History of computerized physician order entry
This is a timeline of the early history of computerized physician order entry, from 1971 through 2009.
- In 1971, Lockheed Martin developed the first CPOE system in the El Camino hospital in Mountain View, California. The system was rudimentary, with almost no clinical decision support, but it did allow physicians to quickly order medications with a few simple clicks.
- In 1984, the Regenstrief Institute implemented a CPOE at Wishard Memorial Hospital. This system required keyboard input, but had more decision support than the El Camino system. It allowed automatic reordering and alerts for known adverse interactions.

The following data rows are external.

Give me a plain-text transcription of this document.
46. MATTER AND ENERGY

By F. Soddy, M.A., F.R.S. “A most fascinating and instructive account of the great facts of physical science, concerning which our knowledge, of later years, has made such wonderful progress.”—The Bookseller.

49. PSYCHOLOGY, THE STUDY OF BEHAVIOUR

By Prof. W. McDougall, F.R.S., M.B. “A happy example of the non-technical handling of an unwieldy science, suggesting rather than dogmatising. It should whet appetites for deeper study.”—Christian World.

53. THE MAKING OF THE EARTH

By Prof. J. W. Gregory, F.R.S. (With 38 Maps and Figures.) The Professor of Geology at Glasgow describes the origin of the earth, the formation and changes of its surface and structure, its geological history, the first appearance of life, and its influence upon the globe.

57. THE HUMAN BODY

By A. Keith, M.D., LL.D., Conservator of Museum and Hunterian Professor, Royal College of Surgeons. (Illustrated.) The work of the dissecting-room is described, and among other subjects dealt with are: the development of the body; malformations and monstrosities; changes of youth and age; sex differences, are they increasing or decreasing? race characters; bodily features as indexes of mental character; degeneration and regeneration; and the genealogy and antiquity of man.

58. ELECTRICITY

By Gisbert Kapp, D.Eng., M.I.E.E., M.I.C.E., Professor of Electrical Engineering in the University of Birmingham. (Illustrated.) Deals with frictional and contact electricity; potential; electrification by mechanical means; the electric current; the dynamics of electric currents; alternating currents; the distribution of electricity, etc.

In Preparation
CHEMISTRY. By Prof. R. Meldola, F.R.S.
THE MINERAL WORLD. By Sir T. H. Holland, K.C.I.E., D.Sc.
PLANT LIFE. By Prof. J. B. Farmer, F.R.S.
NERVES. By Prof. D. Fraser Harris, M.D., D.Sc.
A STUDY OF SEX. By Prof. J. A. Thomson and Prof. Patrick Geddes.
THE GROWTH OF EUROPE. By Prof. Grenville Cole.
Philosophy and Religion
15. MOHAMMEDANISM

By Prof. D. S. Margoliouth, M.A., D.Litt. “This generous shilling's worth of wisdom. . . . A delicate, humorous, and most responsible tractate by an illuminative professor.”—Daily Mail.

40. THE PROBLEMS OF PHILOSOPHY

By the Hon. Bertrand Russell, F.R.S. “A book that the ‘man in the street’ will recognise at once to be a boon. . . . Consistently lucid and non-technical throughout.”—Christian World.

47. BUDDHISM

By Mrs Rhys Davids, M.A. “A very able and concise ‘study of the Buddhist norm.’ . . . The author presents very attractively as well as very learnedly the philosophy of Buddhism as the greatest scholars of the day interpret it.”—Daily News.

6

- In 1988, the LDS Hospital in Salt Lake came out with Health Evaluation through Logical Programming (HELP), a blood-product-specific CPOE system that added an additional "standing orders" feature, which automatically placed orders for specific procedures that were added over time. 
- From 1994 to 2004, commercial CPOE grew quickly. Cerner came out with Millenium, Eclipsys changed their E7000 line into SCM, Siemens launched InVision, Meditech announced Magic, Epic Systems released Epic, McKesson developed Horizon, and GE was just finishing Centricity. 
- However, as of 2009, less than 10% of the hospitals in the US had fully operational CPOE systems.